New York City Opera has commissioned the distinguished composer Charles Wuorinen, 70, to compose the operatic version of Annie Proulx’s short story.
Mr Wuorinen said:
“Ever since encountering Annie Proulx’s extraordinary story I have wanted to make an opera on it.
“It gives me great joy that Gerard Mortier and New York City Opera have given me the opportunity to do so.”
“I think it’s a marvellous idea,” Wuorinen’s manager, Howard Stokar, told Playbill Arts.
After Haroun and the Sea of Stories, the composer’s adaptation of Salman Rushdie’s novel for children which premiered at New York City Opera in 2004, Wuorinen is eager to create another stage work.
“He was very impressed with the movie adaptation of the short story,” said Stokar.
“He thought it would be quite marvellous as an opera. In a way, it’s a good old-fashioned love story.”
The 2005 film version of Brokeback Mountain won three Oscars, with Ang Lee picking up best director. It also won best adapted screenplay and best music.
This year Cuban state television showed its support for the International Day Against Homophobia by screening the gay love story.

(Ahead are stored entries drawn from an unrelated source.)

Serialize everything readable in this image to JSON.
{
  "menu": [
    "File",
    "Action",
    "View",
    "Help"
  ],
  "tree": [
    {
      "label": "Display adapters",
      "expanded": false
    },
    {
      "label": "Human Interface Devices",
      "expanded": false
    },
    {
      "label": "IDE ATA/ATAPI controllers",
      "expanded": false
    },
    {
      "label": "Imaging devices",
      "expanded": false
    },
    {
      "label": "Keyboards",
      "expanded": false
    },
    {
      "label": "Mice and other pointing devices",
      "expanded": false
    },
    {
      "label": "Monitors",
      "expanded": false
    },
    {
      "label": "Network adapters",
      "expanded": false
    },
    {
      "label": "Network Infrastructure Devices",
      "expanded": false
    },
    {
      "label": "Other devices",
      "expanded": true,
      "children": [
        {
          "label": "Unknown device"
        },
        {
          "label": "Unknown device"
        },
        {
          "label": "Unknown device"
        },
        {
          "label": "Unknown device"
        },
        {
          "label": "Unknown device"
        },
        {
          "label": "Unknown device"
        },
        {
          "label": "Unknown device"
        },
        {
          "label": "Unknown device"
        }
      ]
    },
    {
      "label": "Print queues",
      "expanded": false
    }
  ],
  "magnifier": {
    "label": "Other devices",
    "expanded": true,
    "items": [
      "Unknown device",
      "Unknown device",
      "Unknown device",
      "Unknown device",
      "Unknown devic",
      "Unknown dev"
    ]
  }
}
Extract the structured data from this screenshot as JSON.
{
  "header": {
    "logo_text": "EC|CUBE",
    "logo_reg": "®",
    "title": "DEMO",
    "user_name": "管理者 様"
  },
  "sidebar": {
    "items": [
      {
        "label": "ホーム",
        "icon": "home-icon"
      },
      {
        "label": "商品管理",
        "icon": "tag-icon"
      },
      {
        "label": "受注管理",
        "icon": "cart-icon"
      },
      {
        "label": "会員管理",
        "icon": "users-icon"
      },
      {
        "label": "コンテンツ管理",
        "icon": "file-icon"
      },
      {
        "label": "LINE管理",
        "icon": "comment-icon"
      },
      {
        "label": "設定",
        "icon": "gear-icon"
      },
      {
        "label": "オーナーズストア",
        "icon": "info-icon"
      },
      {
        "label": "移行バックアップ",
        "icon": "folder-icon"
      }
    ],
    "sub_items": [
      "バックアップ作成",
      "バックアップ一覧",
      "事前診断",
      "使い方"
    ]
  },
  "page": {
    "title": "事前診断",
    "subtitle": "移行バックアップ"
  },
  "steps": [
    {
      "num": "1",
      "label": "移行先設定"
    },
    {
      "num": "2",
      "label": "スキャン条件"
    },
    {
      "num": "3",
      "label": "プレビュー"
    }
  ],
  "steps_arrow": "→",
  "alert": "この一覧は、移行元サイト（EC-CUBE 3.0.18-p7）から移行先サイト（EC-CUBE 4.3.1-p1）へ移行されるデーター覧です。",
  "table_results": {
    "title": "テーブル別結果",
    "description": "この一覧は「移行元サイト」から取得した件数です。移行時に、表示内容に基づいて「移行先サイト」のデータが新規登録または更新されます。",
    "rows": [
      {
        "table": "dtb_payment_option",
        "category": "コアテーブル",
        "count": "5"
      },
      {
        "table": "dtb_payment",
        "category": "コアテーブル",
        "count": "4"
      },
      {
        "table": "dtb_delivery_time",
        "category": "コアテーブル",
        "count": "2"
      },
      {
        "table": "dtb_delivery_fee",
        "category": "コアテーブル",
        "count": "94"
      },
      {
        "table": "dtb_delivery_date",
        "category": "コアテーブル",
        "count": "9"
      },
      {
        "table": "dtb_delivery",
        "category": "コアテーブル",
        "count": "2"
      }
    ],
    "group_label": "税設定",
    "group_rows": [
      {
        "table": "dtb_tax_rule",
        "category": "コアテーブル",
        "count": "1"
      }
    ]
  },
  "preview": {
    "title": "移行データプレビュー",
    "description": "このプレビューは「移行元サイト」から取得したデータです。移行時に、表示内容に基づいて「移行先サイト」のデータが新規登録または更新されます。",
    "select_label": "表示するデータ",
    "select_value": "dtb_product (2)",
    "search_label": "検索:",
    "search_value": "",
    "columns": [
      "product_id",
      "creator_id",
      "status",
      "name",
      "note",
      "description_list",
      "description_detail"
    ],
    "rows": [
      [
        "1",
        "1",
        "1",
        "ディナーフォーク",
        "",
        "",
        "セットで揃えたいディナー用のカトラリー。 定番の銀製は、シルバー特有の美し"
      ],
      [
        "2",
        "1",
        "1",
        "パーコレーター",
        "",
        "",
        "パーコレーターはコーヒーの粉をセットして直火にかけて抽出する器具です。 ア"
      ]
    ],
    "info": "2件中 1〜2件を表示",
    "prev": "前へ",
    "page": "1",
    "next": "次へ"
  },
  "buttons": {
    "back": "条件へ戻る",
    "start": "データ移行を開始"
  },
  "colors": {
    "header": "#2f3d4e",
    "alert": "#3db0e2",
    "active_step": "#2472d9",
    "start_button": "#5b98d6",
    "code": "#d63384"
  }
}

Brokeback star Heath Ledger was found dead in his New York apartment on January 22nd, setting into motion a media firestorm of speculation and accusation on the actor’s apparent drug use.
Though initial reports suggested Ledger may have attempted suicide, New York Police Department investigators quickly confirmed they found no evidence of foul play or suicide.
The Brokeback opera is scheduled to premiere in spring 2013 and, like the film version, it will feature a dramatic musical score.
Mr Wuorinen, who won the Pulitzer Prize in 1970 for his electronic piece, Time’s Ecomium, is renowned for his powerful music.